A few years back, a restaurant owner in Baltimore, Maryland was taken to court by the Sony Corporation because her restaurant was named "Sony's Restaurant." Sony Corporation's legal action was intended to force the restaurant owner to change the name of the restaurant to something other than "Sony's." The corporation argued that they had invested substantial resources in establishing and trademarking their brand name and that to allow other businesses to use its name would dilute its position in the marketplace. The restaurant owner, of course, had nothing like the legal and financial resources of a huge multinational corporation, so even though the restaurant owner's name was Sony Florendo, the big corporation prevailed in the end and Sony's Restaurant is no more.
I was reminded of this curious incident recently when the Student Government of Rochester Institute of Technology, where I work, was told by representatives of the National Football League that they could not hold a "Super Bowl Party" in which students would be invited to the campus field house to watch the game on large projection screens while being treated to pizza and popcorn. The reason for this objection to a seemingly innocuous student event was that the term "Super Bowl" was trademarked and that use of the term for any organized activity had to be approved by the National Football League.
Now RIT students are nothing if not creative, so they held a "Superb Owl" party instead. They designed clever flyers featuring what looked to me to be really superb owls and a couple thousand students came to the field house and had a fine time together.

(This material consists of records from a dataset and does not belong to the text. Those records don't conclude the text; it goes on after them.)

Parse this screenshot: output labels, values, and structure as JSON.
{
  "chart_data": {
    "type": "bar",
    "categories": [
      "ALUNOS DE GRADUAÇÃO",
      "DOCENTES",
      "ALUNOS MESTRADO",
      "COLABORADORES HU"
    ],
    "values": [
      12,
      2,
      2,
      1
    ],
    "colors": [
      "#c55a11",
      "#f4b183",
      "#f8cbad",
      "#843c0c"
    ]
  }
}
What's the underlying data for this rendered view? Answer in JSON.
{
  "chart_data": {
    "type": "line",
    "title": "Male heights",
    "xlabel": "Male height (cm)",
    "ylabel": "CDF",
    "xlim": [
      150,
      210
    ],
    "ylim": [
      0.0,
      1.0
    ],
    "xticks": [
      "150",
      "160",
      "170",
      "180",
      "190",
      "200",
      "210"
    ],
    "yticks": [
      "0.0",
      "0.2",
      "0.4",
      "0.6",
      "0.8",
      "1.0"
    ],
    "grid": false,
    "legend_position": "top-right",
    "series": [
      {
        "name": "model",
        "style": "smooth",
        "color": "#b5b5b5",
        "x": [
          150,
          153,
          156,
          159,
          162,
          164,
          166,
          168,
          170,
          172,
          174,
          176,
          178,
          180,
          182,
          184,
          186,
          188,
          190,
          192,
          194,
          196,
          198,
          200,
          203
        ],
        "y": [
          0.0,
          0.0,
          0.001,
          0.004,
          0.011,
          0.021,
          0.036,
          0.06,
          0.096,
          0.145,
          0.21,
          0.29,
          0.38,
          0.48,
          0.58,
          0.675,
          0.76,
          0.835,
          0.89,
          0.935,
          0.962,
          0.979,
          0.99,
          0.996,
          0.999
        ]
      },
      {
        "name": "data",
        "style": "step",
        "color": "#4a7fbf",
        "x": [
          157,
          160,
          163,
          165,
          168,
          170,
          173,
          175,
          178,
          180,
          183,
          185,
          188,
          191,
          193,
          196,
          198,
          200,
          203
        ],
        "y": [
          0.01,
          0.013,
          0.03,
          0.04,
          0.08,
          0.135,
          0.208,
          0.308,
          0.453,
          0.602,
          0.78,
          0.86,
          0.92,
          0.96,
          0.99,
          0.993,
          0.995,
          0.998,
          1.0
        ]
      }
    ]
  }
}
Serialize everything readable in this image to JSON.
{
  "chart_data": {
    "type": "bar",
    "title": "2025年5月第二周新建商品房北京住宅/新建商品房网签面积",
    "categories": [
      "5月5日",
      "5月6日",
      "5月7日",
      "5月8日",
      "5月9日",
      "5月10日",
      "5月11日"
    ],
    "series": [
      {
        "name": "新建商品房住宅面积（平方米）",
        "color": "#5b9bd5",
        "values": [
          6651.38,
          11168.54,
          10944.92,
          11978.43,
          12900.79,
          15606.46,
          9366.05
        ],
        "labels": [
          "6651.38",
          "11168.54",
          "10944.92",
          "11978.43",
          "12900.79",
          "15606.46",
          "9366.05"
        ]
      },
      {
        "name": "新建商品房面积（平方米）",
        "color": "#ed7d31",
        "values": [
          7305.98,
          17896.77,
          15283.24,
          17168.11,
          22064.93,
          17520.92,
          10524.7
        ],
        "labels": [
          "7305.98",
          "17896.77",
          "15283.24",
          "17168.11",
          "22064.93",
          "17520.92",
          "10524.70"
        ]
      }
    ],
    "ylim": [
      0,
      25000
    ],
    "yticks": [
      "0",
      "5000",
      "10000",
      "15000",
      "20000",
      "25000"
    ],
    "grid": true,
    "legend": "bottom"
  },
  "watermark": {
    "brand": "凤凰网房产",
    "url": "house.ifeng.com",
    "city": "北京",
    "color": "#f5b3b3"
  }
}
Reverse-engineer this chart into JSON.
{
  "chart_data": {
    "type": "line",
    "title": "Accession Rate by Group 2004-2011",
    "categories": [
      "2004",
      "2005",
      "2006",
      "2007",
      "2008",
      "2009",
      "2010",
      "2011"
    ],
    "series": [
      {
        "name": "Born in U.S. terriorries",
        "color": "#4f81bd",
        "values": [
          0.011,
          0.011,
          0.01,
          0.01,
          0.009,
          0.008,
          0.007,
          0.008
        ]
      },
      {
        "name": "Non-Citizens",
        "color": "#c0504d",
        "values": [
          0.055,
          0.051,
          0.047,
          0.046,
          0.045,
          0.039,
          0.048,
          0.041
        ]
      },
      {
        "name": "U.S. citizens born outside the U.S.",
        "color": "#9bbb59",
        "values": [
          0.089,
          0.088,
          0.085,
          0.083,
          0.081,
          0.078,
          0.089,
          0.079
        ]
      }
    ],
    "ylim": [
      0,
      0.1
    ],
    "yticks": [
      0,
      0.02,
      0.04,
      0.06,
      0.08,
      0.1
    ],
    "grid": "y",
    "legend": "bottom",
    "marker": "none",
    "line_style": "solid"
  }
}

In both cases, of course, those intimidated by these large corporate entities represented no real threat to the corporations. Sony Corporation is not, too my knowledge, in the restaurant business, and a student-organized game watching event could only serve to increase interest in the Super Bowl on campus. In fact, the name "Superb Owl Party" probably confused a few students and may have actually reduced the number of viewers watching the game on campus, which seems to me to be contrary to the interests of the NFL and its commercial sponsors.
And in both cases, large corporations used their legal offices against those without comparable resources to impose unreasonable outcomes that most people would think nonsensical. Now I understand that courts and lawyers are always looking for business, but there ought to be a "contempt of the legal process" law that would establish a special court that would allow victims to have these kind of intimidation efforts served "cease and desist" orders without the need to spend their limited resources on legal counsel. Individuals like Sony Florendo should not be faced with the choice of a legal fight against a large corporation that would inevitably lead to personal bankruptcy or being forced to take her own name off her business. Students at our universities should not be threatened with legal action just because they want to watch the Super Bowl together and call the event what it is.
Alternatively, someone, somewhere in our legal system should act in the role of a citizen's legal ombudsperson and have the authority to say at the point legal action is threatened, "This action reflects contempt for the legal system and an individual's (or a group's) resources should not be consumed in defending such nonsense."
I would encourage my friends in the legal profession to consider other possible remedies for such abuses. Such frivolous and nonsensical uses of legal intimidation may keep lawyers employed, but they don't serve the cause of justice.